George Bernard Shaw adds his thoughts: 
Forget about likes and dislikes. They are of no consequence. Just do what must be done. This may not be happiness but it is greatness.
  • Napoleon Bonaparte links greatness with the human longing for continuing one’s existence and immortality - “Greatness be nothing unless it be lasting.” 
  • Johann Wolfgang von Goethe reminds that not everyone can be great – “Everything great and intelligent is in the minority”.

The wisdom of the Bible brings a healthy perspective to greatness – 

“Great men are not always wise: neither do the aged understand judgment. Job 32:9”

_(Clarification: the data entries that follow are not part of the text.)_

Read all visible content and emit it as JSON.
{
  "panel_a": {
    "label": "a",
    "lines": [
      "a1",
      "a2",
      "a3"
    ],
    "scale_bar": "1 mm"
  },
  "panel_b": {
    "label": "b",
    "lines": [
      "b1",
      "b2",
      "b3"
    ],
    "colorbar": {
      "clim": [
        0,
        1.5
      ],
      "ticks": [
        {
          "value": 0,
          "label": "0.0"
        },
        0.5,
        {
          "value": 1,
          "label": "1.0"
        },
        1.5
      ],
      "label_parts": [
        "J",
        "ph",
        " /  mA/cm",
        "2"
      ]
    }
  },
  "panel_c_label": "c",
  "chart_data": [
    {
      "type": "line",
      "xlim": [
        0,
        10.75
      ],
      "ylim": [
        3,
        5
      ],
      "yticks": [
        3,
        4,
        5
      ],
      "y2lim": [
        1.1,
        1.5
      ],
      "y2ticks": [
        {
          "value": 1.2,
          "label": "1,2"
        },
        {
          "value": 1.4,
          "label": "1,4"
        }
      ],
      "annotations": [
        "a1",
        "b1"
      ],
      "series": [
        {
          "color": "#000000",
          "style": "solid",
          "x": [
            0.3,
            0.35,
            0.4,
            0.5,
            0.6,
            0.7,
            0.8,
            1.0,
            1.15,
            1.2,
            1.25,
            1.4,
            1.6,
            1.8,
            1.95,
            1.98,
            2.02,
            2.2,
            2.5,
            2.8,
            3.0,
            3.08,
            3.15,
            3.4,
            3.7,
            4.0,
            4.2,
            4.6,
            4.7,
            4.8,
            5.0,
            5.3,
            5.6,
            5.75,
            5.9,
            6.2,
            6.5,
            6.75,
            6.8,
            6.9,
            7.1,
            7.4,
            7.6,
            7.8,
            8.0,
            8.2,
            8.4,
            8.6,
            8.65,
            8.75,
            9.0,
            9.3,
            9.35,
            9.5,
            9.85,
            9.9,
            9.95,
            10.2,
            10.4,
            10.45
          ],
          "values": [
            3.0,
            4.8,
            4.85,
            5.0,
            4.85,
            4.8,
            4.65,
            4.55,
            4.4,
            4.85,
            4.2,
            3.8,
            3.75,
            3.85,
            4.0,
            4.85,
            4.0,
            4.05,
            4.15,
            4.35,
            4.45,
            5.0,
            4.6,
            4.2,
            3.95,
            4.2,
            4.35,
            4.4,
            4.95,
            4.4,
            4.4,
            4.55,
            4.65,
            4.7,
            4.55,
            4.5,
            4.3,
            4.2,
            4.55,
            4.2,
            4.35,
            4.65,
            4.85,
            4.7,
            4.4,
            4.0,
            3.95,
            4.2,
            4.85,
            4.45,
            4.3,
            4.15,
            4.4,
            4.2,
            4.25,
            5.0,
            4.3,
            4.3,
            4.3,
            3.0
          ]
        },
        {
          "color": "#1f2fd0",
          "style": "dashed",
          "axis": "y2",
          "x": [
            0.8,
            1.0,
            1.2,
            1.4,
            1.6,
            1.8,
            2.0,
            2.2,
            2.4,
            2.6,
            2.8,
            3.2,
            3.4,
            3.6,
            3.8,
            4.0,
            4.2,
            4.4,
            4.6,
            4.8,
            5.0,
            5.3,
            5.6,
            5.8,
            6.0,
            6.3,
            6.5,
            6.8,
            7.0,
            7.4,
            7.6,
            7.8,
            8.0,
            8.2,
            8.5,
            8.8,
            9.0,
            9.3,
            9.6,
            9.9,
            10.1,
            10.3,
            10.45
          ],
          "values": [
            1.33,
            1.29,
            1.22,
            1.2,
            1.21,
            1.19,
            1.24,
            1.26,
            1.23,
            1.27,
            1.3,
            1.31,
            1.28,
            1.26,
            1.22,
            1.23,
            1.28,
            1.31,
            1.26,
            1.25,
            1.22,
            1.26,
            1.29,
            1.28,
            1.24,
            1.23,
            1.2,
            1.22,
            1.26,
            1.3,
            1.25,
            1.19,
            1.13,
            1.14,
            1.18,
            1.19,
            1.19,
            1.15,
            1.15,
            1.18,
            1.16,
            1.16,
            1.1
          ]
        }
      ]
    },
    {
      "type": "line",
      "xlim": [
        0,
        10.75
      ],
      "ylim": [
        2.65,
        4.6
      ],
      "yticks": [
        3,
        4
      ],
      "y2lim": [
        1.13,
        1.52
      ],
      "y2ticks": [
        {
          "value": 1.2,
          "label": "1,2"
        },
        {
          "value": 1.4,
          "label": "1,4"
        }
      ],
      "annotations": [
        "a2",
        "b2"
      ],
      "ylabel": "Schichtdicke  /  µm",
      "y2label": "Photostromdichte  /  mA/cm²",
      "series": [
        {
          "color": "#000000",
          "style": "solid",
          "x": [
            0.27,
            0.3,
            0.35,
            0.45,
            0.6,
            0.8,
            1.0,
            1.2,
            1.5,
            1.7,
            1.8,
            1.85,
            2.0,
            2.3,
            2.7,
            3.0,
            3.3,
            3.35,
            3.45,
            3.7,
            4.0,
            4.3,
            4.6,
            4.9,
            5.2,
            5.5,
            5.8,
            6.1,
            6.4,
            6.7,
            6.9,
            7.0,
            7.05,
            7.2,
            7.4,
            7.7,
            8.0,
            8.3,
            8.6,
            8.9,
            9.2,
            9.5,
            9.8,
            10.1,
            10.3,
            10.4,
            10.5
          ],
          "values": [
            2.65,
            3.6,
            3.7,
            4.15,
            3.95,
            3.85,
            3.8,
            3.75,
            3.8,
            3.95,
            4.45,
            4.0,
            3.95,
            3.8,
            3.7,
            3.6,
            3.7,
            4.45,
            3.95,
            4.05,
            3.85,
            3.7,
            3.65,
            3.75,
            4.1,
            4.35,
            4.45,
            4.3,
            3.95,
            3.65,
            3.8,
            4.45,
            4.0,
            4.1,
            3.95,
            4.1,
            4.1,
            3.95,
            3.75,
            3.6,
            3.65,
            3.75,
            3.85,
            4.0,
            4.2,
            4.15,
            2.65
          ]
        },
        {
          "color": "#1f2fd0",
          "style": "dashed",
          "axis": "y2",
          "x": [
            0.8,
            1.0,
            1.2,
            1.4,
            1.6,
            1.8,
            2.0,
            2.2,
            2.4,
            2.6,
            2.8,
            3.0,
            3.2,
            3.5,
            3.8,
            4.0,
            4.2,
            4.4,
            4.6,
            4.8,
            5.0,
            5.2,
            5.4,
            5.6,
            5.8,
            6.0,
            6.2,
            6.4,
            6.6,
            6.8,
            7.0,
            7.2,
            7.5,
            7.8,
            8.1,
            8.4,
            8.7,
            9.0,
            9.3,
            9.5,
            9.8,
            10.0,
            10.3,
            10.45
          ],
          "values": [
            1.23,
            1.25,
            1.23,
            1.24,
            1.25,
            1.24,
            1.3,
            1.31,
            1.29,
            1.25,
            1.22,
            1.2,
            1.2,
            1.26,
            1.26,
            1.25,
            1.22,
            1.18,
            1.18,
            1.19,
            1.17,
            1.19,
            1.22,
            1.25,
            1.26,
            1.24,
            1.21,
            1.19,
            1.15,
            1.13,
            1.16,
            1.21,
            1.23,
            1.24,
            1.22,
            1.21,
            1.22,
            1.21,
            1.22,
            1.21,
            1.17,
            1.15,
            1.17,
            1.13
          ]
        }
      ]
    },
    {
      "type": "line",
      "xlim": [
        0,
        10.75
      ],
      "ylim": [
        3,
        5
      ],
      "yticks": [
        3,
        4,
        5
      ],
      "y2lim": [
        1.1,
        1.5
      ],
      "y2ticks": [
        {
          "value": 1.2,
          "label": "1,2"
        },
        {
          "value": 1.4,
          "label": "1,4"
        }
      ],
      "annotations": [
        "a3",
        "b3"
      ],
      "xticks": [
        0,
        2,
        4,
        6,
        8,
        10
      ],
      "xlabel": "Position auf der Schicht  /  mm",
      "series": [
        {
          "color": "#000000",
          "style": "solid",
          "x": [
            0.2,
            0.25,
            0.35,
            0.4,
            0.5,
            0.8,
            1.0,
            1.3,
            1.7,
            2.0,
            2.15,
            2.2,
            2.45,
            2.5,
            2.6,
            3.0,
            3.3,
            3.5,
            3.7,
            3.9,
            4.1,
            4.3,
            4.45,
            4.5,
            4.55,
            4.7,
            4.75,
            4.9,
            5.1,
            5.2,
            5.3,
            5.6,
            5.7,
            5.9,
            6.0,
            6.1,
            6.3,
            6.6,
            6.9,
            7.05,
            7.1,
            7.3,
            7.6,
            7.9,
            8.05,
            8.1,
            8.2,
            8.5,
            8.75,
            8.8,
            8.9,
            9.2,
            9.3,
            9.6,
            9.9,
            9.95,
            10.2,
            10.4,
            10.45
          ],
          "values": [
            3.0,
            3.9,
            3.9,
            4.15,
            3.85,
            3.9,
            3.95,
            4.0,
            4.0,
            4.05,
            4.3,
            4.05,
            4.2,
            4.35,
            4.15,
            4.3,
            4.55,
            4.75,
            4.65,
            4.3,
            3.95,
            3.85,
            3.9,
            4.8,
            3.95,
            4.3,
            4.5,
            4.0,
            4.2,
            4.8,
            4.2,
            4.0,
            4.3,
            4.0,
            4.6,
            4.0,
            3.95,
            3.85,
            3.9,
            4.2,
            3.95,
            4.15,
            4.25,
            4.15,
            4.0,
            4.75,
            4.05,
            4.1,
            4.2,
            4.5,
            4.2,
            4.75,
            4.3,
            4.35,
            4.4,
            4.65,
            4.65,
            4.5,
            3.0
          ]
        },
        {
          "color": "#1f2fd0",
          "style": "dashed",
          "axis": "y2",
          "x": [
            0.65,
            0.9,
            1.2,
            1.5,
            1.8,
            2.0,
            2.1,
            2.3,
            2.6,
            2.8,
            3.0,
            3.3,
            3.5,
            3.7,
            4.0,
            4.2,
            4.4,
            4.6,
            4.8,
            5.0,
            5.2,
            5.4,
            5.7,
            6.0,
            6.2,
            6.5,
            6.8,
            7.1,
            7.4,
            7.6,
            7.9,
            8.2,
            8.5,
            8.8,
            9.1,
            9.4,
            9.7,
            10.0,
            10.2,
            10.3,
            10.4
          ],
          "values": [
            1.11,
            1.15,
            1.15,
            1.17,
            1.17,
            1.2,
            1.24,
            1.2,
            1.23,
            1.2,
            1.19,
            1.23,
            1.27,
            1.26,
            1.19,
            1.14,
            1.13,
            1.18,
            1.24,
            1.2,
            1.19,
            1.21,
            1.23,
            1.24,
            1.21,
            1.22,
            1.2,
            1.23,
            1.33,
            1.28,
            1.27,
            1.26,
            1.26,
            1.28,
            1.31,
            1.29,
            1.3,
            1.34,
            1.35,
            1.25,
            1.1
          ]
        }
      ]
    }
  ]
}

Do you wish to be great? What is your input towards that end?





9 comments:

Jill Henderson said...

Lots of intriguing idea. Enjoyed reading. We were discussing this topic with students only last week. It seems that worldly recognition and honours go to the wrong people sometimes and real greatness is unrecognised.

Thomas P. said...

Very insightful and thought provoking. I like the ideas you presented, and any time you cause the reader to think is a good thing.

A. Simon said...

It's true that greatness can be understood in many ways. By questioning and taking a critical approach, we see things in perspective. I liked thinking about this topic.

Andron said...

Many good thoughts here. I still can't decide if Napoleon was a great man after all.

Exec. Dustan said...

Among politicians we see so many who aspire to greatness. George Bush must've thought himself as great. If not deeds, they have great egos. Good post.

Reata O said...

Awesome. I'd be really disappointed if people in 200 years time would read about Bush the Great.Ugh!

Ram Bansal said...

Greatness in human history is of two types - one captured through power as by Alexander and Akbar in India, and the other real greatness is bestowed by great deeds. Greats of the second category are rare because the society rarely recognises their greatness.
In my opinion, great is the person who does something important to take the human civilization to higher heights on platform of morality.

Haissam Safie said...

Greatness through recognition seems too material to be the right path. Trying to be great is probably a sign that you will not be. The drive for achievement could reveal itself a thermometer.